Wszedłem w ślepy zaułek i obejrzałem się za siebie. Nie sądzę, aby ktokolwiek się tutaj zapuszczał ale ostrożności nigdy za wiele. Podważyłem wejście do studzienki i wślizgnąłem się do środka. Zasunąłem klapę i zacząłem iść po ciemku krętymi korytarzami nowojorskich kanałów. Po ponad trzydziestu minutach intensywnego marszobiegu stałem przed furtką. Wyjąłem kluczyk ze spodni i otworzyłem zamek. Po wejściu oczywiście ją zamknąłem.
Przeszedłem jeszcze jakieś pięćset metrów, nim dostałem się do głównej bramy. Otworzyli mi bez zbędnych ceregieli, a ja od razu udałem się w stronę mojego biura - o ile można tak nazwać mały pokoik z dwoma krzesłami po przeciwległych stronach dużego stołu.
- O co chodzi? - zapytałem od razu po wejściu do pomieszczenia.
- O kogoś, kto cię na pewno zainteresuje... - uśmiechnął się tajemniczo Rumlow.
- Mam mało czasu, więc gadaj od razu. - Rozsiadłem się na krześle i zmierzyłem go zabójczym wzrokiem.

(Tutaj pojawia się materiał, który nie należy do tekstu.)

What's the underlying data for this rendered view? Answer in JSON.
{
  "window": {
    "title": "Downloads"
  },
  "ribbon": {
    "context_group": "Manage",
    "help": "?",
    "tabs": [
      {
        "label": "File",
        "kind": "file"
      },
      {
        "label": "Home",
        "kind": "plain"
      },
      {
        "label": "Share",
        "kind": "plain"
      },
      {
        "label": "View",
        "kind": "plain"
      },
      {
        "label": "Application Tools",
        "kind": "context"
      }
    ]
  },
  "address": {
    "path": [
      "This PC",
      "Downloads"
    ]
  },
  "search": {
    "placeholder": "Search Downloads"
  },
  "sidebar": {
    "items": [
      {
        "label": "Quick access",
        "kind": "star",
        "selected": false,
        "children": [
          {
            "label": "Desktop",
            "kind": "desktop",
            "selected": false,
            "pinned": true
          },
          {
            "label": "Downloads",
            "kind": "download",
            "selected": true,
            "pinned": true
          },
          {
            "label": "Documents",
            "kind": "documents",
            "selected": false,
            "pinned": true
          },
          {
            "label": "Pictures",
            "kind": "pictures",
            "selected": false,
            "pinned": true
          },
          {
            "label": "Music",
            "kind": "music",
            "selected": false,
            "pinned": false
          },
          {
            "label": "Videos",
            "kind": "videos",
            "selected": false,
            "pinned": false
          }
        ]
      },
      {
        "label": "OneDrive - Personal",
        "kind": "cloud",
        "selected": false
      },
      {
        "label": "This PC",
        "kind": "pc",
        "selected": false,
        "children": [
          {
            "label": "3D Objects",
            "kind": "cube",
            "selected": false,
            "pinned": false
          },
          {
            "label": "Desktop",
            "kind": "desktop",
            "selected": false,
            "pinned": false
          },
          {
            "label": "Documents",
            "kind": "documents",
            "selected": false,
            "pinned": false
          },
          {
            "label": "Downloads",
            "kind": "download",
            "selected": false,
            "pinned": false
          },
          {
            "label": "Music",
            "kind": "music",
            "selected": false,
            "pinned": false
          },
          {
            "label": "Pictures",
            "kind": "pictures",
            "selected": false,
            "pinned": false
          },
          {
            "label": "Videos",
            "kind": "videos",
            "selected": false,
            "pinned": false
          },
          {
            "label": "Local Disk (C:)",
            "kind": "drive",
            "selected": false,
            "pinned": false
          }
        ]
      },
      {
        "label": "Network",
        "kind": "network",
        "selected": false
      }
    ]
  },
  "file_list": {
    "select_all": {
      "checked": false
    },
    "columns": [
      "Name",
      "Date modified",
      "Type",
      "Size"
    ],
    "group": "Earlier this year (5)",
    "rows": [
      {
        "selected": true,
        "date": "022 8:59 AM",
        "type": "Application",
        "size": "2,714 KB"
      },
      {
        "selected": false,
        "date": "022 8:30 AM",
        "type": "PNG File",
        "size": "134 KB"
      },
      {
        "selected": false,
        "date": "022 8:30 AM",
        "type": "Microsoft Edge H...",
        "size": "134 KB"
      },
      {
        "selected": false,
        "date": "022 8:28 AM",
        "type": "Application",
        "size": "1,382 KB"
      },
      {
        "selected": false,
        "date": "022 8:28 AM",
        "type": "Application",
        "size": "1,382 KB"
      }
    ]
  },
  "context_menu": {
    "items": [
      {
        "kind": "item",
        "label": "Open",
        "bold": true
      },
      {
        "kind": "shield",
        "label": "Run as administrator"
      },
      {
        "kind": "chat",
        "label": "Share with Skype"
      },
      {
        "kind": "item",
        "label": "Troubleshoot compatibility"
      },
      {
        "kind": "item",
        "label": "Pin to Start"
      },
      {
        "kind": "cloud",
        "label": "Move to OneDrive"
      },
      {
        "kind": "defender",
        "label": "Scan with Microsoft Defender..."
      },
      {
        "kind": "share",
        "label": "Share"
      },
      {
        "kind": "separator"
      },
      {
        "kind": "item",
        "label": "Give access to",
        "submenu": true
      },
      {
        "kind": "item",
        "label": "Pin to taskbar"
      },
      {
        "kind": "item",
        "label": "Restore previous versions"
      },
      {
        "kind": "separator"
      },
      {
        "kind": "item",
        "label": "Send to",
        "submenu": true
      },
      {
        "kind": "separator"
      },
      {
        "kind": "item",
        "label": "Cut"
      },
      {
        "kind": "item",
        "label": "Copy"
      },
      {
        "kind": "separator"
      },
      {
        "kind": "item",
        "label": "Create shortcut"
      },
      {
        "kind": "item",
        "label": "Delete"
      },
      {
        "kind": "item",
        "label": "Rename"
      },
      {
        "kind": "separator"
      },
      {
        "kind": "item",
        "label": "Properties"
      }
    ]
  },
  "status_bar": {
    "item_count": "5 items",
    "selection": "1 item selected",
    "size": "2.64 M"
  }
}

Ten tylko rzucił parę zdjęć na stolik. Pochyliłem się nad nimi i od razu go rozpoznałem. - Ile dni temu?
- Jakieś trzy.
- Gdzie?
- Okolice Waszyngtonu.
- A teraz?
- Jeszcze nie wiemy, ale w stolicy na pewno go nie ma. Dostalibyśmy cynk.
- Znajdźcie go - wstałem i udałem się w stronę drzwi. - Szybko - powiedziałem na odchodne.
Bucky się odnalazł. Nareszcie. Teraz trzeba tylko go namierzyć.